隠し事
「隠していることってどういうことですか?」
ジト~、とシエラから疑いの眼が向けられる。
「メルト村が襲撃されたことは、間違いなく本当のことで、こいつが強くなりたい理由も半分はその通りだろう。けど、確信はないが、こいつが強くなりたい理由はそれだけじゃないと俺は思う」
シエラは先ほどの会話を、必死に思い返す。
だが、魔王が言うように、どこをどう見ても目の前のドラゴンが何かを隠している様子は感じられなかった。
「あの、なんで魔王様はそれだけじゃないと思ったんですか?」
「さあな。強いて言うなら…勘だな」
「勘って………」
それはほんの少しの違和感だった。
これだ、という決定的な証拠は無いものの、何かが引っかかる。本人に、隠し事なんてしていない、と言われればそれまでの話だが…
今目の前には、その本人がいる。なら、聞かない手はない。
「俺の推測は合っているか?」
魔王に問われたベルフェルトは、観念したといった風に溜息をこぼした。
「やっぱり魔王様はすごいですね。魔王様の言った通り、僕は隠し事をしていました。すみません…」
申し訳なさそうに、ベルフェルトが頭を下げる。
その様子を見て、「本当に隠し事をしていたんだ…」と、シエラが心底驚いていた。
魔王の勘はよく当たるってな、と魔王が自信満々に胸を張っている。
魔王自身さえも、勘が的中したことに驚愕している中。ただ一人、誰よりも魔王の事を見てきたセバスチャンだけは、魔王がベルフェルトの隠し事を見破ったのは決して勘ではないと気づいていた。
それは、『魔王のお悩み相談室』を開いてから、相談へやってきた様々な人の悩みを真剣に聞いて手に入れた、観察眼だった。言うなれば、努力の結晶だ。
セバスチャンは、魔王の頭を撫でたい気持ちをグッと堪え、まずは目の前の問題を解決することを優先させる。
「では、どうしてベルフェルト様は、わざわざ隠し事をされたのですかな?」
「えっと、実は村を守るためだけじゃなくて、強くなって親友と仲直りをしたいんです。でも、この年でそのことを初対面の人に言うのは、そのー、やっぱり恥ずかしくて…」
隠し事が想像してよりも可愛らしく、始めは呆気に取られていた3人だったが、次第に微笑ましく思えてきて、それぞれがクスクスと笑い声を漏らし始めた。

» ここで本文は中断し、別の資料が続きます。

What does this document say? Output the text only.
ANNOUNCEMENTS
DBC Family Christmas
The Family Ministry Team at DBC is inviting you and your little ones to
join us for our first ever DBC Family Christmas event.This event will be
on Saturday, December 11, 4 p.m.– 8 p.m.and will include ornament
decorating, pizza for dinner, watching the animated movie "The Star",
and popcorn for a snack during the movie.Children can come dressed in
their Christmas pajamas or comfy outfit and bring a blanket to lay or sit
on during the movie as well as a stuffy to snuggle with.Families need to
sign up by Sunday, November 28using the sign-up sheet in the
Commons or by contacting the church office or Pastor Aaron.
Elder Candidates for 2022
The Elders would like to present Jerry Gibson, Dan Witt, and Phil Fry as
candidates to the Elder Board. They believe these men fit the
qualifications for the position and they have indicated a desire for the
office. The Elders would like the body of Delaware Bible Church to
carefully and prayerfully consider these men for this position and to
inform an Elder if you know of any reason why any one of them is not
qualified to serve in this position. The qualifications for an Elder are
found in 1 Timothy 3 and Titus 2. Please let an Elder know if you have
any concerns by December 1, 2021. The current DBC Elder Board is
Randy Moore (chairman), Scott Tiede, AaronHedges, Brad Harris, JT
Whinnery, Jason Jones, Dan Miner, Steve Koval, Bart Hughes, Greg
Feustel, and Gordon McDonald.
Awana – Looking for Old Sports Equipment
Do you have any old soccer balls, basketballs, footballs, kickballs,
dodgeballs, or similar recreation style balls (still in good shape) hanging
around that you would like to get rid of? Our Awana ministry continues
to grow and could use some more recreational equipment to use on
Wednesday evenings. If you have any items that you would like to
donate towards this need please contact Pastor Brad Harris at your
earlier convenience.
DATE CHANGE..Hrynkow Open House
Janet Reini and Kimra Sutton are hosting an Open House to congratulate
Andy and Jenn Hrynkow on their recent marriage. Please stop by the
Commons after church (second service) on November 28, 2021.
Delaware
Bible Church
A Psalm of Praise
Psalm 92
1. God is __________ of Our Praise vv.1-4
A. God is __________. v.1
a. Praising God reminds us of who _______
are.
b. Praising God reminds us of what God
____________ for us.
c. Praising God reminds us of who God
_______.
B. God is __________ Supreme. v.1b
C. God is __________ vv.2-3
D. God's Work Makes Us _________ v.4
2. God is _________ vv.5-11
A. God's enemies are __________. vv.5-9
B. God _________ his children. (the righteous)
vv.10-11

「わ、笑わないで下さいよー!これでも結構真剣に悩んでいるんですよ!」
「すまんすまん。それで、その親友とは誰なんだ?」
「メルト村に住む10歳の女の子です。彼女は生まれた時からなぜか僕に懐いていて、ずっと話している内に僕も彼女といる時間が楽しくなって来たんです。それで気が付いた時には、親友と呼べるぐらいの仲になっていました」
「ほう」
魔族でも怖がるドラゴンを、一切怖がらない人族がいることに尊敬の念を抱く。
「ですが、先ほども話したように、僕がゴブリンたちから逃げてしまったせいで、彼女はゴブリンたちに連れて行かれかけました。それからというもの、僕が話しかけても一切返事してもらえなくなったんです…」
「なるほどな」
魔王はしばらくの間、腕を組んで考える。